You don’t have that luxury anymore. You are a simple search engine away from every conceivable reading of the Bible, from the comfortingly familiar to the bracingly bizarre.

So which one is the right one? It’s a good question. Or at least, it was a good question. Good enough that actuals wars were fought over it. People died over their reading of the same book.

Again, easy to have wars when there’s two sides. Our blessed protestant homeland vs their superstitious catholic wastes.

We (okay, maybe it’s just me) tend to approach our approach like lovestruck teenagers. They’re the one for me. This person, who just so happens to live in my city, and go to my church, and participate in my youth group, completes me. (And if you know me, you know I’m speaking from some real experience, right?)
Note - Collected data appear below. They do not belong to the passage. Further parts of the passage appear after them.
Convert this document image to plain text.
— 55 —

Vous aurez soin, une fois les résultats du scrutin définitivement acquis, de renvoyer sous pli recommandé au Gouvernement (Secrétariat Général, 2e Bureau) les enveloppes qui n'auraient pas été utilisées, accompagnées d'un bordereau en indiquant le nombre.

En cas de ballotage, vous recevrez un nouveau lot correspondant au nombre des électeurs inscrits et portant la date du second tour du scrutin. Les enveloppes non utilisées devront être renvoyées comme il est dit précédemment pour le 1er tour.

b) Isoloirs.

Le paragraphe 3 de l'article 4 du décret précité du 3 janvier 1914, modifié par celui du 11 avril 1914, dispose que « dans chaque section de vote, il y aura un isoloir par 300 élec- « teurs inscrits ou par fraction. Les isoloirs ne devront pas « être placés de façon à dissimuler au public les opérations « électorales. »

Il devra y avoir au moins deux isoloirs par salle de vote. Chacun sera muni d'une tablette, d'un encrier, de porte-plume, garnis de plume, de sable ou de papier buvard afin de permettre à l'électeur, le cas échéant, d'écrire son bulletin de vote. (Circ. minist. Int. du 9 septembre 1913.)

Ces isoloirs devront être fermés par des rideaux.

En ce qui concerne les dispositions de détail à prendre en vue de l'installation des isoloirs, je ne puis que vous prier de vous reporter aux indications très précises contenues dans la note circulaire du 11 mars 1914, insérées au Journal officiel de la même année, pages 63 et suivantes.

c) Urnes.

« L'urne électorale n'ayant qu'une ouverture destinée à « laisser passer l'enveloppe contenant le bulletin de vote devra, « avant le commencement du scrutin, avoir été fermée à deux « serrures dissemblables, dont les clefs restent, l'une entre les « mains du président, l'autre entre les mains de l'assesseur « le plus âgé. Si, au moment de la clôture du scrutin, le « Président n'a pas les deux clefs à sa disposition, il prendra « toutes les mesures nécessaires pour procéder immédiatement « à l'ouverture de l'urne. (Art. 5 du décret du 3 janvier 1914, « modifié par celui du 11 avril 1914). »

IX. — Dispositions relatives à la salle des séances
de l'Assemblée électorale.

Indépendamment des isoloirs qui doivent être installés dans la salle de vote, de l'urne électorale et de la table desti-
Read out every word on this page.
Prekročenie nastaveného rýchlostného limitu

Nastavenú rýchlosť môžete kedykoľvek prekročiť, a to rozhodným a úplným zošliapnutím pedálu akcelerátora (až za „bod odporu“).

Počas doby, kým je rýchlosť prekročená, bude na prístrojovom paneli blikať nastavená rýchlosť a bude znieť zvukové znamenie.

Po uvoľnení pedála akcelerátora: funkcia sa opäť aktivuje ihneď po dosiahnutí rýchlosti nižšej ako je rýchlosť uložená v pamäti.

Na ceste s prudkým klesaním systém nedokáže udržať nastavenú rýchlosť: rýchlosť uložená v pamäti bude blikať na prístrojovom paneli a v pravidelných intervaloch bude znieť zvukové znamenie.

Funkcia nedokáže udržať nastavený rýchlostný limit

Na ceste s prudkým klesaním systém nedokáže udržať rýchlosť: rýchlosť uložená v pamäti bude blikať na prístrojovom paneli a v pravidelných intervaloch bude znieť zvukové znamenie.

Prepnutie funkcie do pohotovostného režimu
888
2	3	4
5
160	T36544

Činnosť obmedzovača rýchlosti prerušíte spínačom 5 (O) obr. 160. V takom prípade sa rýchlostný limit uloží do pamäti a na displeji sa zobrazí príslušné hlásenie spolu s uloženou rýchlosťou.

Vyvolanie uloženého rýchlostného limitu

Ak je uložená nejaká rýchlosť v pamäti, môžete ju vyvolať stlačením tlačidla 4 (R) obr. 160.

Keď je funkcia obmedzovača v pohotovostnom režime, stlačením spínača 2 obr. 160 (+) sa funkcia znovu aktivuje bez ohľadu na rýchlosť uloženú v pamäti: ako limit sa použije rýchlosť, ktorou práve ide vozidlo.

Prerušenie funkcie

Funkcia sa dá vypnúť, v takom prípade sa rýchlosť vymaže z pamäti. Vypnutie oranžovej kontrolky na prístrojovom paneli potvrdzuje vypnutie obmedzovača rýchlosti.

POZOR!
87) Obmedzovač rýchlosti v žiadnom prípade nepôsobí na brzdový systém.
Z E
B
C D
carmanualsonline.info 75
Importantly, this is a real feeling. It’s even an important feeling. And since feelings are thought, let’s not try to pretend that we shouldn’t feel this way. At least for a time. But when you grow up, if you want to start thinking about these sorts of things, you realise there are a few billion potential mates for you in this world, and the chances that yours just happens to live on the next block are astronomically small. So either you believe in some sort of providential whatever, or you sort of abandon this idea of “the one”. (And so what if providence smells a lot like proximity; that’s not the point.)

If you abandon your teenage brain when it comes to romance, why not doctrine? What’s the difference? So yeah, it’s a bit more of a shocking question, or at least it feels that way, but why not?

If you’ve stuck around the church past adolescence you probably attend some variation on the same church you went to then. What are the chances? And if you’ve changed your mind a bit (let’s say you went from a Reformed church to a Baptist church), what’s to say you shouldn’t change your mind even more?

I don’t have a great answer to this question. But maybe that’s the point. This entire post is perhaps a reflection on something I like to call epistemic humility.

It hasn’t been long (geologically, at least) since I was very, very firmly in the a camp called epistemic realism, or objectivism (and please for love of all things holy, don’t confuse this with whatever garbage Ayn Rand shat out and gave the same name).

I’m not some epistemic idealist now, but I will say this: For folks of a certain temperament, and I count myself among them, it’s really tempting to chuck as much stuff as possible into the “stuff we can all know 100% for sure” bucket and call it a day. This is the easy route. For those seeking to hew as close as possible to what they call realism (and I sure hope there aren’t that many folks who really, passionately care about that sort of thing), the impulse is to use your Big Brain and Know Things.

And to be fair, I think there’s a lot of stuff that can go in that bucket. This is a whole other post, but most ideologies and systems of belief are having a really hard time right now dealing with actual facts. So when science says this, but I believe that, what do I do?

Still, there’s lots of other stuff that we either can’t know or can’t know precisely. Maybe most stuff. Acknowledging this is epistemic humility. My willingness to admit that what I think I know might not be as knowable as I thought.

This humility is a sort of freedom. It allows a graceful interaction with a plurality of viewpoints without abandoning my own. It allows others to inform where I might be wrong, or might be approaching from a place of unknown privilege.

It at the very least allows me to find the points of commonality I have with my fellow humans, whether that be at the Table or on streetcorners.

It’s also super uncomfortable. I don’t like being wrong. I don’t like having my biases and for-granteds and privileges exposed. I want to have it all together.

But hey, you wash my feet, I’ll wash yours, we both got toes, maybe it doesn’t matter what shoes you’re wearing.